Google

WWW
buerger-fuer-technik.de
 

Informationsstand der Ing. zu KKW

Home > Kernenergie ab 2010 >Informationsstand der Ing. zu KKW

veröffentlicht 03.06.2011

Dr. Peter Kafka
Leserbrief an die VDI Nachrichten Nr. 18, 6.  vom 07.05.2011

Informationsstand der Ingenieure zu  Kernkraftwerken

Es ist erschreckend, wie bescheiden der Informationsstand vieler  Ingenieurskollegen bezüglich der Kerntechnik und insbesondere zu  Kernkraftwerken (KKWs) ist. Dies geht aus jeder Ausgabe der VDI Nachrichten  hervor, insbesondere aus der Rubrik der Leserbriefe. Zwei aktuelle Beispiele  seien herausgegriffen. Die Notfallplanung und die Fehlertoleranz bei KKWs.

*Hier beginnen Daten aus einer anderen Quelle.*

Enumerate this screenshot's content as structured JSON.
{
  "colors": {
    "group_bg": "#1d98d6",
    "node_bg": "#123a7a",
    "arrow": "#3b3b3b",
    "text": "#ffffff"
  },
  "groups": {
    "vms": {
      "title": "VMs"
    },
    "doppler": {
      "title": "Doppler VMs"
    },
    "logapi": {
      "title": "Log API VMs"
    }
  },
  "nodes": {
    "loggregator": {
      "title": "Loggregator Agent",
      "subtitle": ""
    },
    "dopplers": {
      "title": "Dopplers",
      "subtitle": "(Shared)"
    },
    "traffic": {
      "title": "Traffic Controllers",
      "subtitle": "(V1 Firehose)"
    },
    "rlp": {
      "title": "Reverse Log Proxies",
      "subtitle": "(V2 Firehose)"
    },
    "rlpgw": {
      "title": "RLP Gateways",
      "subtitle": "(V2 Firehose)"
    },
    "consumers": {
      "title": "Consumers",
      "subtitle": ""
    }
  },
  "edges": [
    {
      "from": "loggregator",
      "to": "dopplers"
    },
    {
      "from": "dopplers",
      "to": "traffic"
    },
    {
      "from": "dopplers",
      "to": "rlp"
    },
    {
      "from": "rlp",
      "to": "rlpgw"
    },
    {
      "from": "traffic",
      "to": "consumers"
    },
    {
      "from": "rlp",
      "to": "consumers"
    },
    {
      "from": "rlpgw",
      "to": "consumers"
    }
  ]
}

Es war Lesermeinung nach dem Ereignis Fukishima, dass die KKW  Betreiber und die zuständigen Behörden doch endlich auch an Notfälle (Unfälle)  in KKWs denken sollen und dafür Übungen durchführen und Ressourcen  bereitstellen sollten. Dem hat nun in der Ausgabe Nr. 18 der Kollege E. Wyrsch  wohl ausführlich, und als  längst in die Praxis umgesetzt,  widersprochen. Wobei lebenslanges Lernen zu diesem Thema sicher nützlich  ist.

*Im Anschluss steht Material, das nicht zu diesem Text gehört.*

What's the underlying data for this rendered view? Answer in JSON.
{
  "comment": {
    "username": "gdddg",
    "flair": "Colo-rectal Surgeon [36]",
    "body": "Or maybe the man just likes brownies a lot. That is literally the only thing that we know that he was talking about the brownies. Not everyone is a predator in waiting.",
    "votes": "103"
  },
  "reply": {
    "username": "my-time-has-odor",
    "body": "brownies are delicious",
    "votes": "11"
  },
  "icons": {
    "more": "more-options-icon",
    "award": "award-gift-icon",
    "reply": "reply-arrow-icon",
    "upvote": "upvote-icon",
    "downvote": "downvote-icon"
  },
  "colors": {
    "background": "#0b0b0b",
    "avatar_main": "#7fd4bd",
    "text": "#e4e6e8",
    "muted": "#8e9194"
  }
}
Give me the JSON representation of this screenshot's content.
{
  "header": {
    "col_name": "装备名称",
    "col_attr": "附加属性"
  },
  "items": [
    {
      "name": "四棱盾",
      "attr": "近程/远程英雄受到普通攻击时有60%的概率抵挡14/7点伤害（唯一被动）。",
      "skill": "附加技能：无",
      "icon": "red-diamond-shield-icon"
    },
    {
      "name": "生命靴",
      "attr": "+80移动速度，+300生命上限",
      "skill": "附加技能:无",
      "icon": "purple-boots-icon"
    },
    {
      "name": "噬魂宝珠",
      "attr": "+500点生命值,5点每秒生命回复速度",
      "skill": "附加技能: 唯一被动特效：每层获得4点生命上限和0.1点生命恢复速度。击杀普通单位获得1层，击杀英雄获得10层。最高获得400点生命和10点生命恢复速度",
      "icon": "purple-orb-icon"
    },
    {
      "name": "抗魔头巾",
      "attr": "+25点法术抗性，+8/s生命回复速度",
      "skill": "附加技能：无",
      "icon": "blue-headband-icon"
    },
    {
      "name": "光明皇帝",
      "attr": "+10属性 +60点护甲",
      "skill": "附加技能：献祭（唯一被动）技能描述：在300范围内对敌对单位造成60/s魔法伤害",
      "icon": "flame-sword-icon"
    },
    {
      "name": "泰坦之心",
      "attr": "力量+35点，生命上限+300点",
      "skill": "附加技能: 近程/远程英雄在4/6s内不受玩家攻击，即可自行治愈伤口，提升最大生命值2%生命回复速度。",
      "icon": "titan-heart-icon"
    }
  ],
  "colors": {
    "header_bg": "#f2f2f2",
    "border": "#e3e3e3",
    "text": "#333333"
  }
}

Die von mehreren Lesern angemahnte “Fehlertoleranz” ist in Kernkraftwerken weitergehend umgesetzt als in allen anderen Technologien mit  Schadenspotential. Die fünf Säulen: 1) konservative Auslegung, 2) Einsatz  betriebsbewährter Komponenten, 3) gestaffelte Sicherheitsbarrieren,
4) redundante Sicherheitssysteme  und 5) diversitäre  Notfallmaßnahmen führen zu einer beispielhaften Fehlertoleranz. Man muss dabei  an rund 440 KKWs weltweit mit inzwischen ca. 14.000 kumulierten Reaktorjahren  denken.

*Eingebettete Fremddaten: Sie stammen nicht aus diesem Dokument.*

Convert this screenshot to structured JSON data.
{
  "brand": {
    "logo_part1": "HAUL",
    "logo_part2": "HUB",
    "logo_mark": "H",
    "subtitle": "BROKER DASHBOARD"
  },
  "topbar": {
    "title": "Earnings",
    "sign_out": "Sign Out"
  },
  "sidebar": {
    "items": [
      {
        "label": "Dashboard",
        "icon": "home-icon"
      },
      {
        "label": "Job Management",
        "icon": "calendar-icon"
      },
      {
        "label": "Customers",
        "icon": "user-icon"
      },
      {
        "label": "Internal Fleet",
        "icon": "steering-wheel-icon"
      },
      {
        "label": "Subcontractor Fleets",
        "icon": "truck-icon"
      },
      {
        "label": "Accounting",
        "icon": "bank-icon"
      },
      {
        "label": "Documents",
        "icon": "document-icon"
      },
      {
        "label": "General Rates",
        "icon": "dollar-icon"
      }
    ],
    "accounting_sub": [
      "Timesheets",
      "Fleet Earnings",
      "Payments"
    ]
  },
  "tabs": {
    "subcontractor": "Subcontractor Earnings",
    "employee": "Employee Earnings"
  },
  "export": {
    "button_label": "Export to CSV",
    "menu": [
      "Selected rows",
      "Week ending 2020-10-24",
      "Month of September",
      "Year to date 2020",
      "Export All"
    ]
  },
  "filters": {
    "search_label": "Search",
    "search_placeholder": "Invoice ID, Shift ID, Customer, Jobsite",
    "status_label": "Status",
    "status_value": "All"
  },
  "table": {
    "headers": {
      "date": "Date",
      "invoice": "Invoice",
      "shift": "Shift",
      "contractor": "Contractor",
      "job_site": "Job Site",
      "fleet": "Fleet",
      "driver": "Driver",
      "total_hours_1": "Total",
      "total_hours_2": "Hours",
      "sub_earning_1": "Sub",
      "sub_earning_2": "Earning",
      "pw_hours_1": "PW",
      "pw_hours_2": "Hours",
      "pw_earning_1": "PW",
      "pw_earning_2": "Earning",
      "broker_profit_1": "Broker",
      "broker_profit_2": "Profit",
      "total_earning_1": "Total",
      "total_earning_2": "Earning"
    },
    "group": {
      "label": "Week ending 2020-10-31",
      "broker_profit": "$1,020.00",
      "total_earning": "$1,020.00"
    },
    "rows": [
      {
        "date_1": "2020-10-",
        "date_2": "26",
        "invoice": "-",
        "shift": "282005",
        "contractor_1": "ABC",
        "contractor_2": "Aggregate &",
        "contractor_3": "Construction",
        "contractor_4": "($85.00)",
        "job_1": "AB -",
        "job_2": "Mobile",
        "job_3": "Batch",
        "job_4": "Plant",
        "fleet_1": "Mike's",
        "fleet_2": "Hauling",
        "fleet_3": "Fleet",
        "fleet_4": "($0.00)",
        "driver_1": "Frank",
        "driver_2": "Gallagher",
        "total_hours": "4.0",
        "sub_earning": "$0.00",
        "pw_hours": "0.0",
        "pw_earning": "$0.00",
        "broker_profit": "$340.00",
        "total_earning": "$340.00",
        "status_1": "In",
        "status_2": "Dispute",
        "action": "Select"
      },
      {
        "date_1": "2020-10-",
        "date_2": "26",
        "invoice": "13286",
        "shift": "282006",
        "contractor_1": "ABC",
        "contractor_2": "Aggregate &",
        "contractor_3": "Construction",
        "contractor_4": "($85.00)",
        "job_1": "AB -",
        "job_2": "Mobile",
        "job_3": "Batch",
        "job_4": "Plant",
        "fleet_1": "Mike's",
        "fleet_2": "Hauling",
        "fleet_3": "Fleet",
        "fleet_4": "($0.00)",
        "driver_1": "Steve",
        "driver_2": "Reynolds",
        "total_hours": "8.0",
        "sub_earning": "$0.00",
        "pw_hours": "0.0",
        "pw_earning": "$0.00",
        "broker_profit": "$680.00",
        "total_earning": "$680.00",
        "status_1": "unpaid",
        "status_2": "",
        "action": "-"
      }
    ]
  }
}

Unfallbedingte Freisetzungen radioaktiver Spaltprodukte sind bisher  nur am KKW Three Mile Island (durch Übersehen einer Ventilstellung mit anschließenden Fehlbedienungen in einer Ereigniskette), dem militärisch  genutzten Sonderrreaktor Tschernobyl (durch falsche Kernauslegung und verbotenem Handeingriff in das Reaktorschutzsystem) und nun am  Reaktorkomplex Fukushima (durch eine Naturkatastrophe, für  die diese Reaktoren nicht ausgelegt waren), entstanden. In allen anderen  Fälen von unvermeidlichen Betriebsstörungen oder Komponentenausfällen waren  die KKWs über 14.000 kumulierte Betriebsjahre so fehlertolerant ausgelegt,  dass keine unfallbedingten radioaktive Freisetzungen erfolgten. Kennen die  Ingenieurskollegen Fahrzeuge, Eisenbahnzüge, Bohrplattformen, Chemiewerke,  Flugzeuge, Staudämme, Bergwerke, Medizingeräte, die durch Fehlertoleranz  ungewollte Ereignisse so abfangen, dass am Ende der Ereigniskette nach ca.  14.000 kumulierten Betriebsjahren kein Personenschaden auftritt? Wohl im  Gegenteil. Die Anzahl der Opfer aus den zitierten anderen Technologien ist  deutlich höher bezogen auf kumulierte Betriebszeiten als in der Kerntechnik.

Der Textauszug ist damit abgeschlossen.